In the day’s second session, Mylan’s MYL-1401O, a biosimilar version of Roche’s Herceptin (trastuzumab), was evaluated. The totality of evidence, according to the FDA staff review documents, supported the 351(k) application by Mylan. The Advisory Committee agreed, voting 16-0 to recommend the biosimilar for approval for use in Herceptin’s indications:

  • For use as adjuvant treatment of HER2 overexpressing node- positive or node-negative (ER/PR negative or with one high risk feature) breast cancer (1) as part of a treatment regimen consisting of doxorubicin, cyclophosphamide, and either paclitaxel or docetaxel; (2) with docetaxel and carboplatin; or (3) as a single agent following multimodality anthracycline-based therapy
  • In combination with paclitaxel for first-line treatment of HER2-overexpressing metastatic breast cancer
  • As a single agent for treatment of HER2-overexpressing breast cancer in patients who have received one or more chemotherapy regimens for metastatic disease
  • In combination with cisplatin and capecitabine or 5- fluorouracil, for the treatment of patients with HER2 overexpressing metastatic gastric or gastroesophageal junction adenocarcinoma who have not received prior treatment for metastatic disease.

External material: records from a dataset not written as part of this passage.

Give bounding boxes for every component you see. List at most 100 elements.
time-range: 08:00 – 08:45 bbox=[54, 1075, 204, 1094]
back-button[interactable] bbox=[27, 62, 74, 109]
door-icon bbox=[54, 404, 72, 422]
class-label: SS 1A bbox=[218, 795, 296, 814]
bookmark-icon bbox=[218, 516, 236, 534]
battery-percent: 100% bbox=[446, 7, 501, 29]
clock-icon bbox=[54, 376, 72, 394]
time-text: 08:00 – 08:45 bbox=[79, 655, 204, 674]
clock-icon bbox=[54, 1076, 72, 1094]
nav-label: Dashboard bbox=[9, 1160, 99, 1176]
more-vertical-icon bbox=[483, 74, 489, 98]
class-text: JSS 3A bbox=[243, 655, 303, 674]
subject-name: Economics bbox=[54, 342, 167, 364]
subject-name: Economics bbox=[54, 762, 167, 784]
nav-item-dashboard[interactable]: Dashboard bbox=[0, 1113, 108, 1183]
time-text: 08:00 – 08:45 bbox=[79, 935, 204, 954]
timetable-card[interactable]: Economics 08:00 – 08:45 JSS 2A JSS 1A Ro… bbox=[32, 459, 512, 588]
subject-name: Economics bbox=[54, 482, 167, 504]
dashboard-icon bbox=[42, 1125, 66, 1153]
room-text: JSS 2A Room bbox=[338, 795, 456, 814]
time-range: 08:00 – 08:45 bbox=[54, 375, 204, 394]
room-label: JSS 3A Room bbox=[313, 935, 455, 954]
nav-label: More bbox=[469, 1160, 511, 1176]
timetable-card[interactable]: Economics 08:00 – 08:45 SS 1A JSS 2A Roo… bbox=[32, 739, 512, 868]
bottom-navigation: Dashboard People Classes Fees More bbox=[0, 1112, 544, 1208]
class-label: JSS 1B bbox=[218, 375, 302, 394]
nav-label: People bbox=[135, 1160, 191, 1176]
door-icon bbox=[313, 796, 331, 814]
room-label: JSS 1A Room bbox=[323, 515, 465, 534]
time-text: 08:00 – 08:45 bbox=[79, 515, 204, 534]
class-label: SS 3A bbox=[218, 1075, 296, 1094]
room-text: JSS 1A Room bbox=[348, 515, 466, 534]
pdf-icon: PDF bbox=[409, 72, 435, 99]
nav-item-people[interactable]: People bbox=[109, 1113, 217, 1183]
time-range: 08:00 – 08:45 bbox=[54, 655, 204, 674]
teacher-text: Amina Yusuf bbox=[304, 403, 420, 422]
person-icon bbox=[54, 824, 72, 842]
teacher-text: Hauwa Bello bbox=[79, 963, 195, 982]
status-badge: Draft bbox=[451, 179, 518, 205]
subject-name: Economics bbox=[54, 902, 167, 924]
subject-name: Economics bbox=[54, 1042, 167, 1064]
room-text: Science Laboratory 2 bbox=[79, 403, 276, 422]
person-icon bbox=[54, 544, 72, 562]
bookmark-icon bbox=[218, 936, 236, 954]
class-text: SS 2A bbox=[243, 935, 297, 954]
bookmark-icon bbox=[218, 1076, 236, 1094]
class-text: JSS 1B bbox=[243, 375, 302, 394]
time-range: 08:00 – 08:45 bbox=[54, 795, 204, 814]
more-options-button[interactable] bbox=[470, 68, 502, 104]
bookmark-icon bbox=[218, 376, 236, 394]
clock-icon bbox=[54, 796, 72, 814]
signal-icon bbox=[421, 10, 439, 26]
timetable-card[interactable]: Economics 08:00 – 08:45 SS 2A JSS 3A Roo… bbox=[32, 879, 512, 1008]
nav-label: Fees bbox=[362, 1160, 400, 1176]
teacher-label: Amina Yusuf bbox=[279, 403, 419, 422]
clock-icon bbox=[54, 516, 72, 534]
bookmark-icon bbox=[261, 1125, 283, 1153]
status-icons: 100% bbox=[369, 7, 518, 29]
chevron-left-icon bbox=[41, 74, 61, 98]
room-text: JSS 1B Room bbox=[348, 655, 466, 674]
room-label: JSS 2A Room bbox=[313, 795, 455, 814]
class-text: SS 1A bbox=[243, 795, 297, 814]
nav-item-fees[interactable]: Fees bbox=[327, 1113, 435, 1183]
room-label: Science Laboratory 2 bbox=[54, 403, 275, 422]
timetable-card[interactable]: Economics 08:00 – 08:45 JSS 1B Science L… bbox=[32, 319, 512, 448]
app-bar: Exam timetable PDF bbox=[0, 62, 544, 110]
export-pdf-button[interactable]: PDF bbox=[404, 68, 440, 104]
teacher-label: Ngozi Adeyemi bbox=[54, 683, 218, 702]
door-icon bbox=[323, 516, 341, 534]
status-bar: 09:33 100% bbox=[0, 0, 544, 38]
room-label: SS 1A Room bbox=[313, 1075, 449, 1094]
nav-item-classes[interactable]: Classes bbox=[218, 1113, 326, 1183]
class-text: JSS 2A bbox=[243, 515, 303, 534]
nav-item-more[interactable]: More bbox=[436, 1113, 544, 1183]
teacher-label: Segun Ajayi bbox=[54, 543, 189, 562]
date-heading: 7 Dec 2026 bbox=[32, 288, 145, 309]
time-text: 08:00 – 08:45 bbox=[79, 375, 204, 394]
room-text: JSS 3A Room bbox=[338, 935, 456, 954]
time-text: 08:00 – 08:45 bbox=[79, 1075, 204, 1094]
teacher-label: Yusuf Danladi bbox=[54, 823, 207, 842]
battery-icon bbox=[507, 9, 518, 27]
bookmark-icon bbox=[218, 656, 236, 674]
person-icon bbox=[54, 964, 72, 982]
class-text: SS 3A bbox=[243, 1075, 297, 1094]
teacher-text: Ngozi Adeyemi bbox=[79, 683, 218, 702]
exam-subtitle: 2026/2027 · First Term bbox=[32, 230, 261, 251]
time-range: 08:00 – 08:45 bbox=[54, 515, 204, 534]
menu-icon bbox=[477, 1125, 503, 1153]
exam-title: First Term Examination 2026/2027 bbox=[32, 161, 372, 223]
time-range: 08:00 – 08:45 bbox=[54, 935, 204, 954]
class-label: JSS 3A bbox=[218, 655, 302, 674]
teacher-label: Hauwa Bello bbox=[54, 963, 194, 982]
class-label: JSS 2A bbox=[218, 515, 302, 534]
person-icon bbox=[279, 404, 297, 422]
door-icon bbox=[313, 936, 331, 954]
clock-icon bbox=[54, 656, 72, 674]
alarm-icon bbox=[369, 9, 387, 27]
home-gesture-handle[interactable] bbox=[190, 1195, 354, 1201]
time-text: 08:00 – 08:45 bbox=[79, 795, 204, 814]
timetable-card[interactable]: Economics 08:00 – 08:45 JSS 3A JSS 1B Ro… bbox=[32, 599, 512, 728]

The FDA usually accepts the recommendation of its Advisory Committees in issuing final decisions. However, in late June, the agency rejected Pfizer’s Retacrit despite a 14–1 Advisory Committee vote to recommend, based on potential problems at a manufacturing facility. Mylan’s manufacturing partner Biocon, has recently been cited by French inspectors in connection with its European approval application, for potential problems at its Bangalore plant.

A final FDA decision is expected for Amgen’s bevacizumab biosimilar by September 14, and for Mylan’s trastuzumab biosimilar by September 3.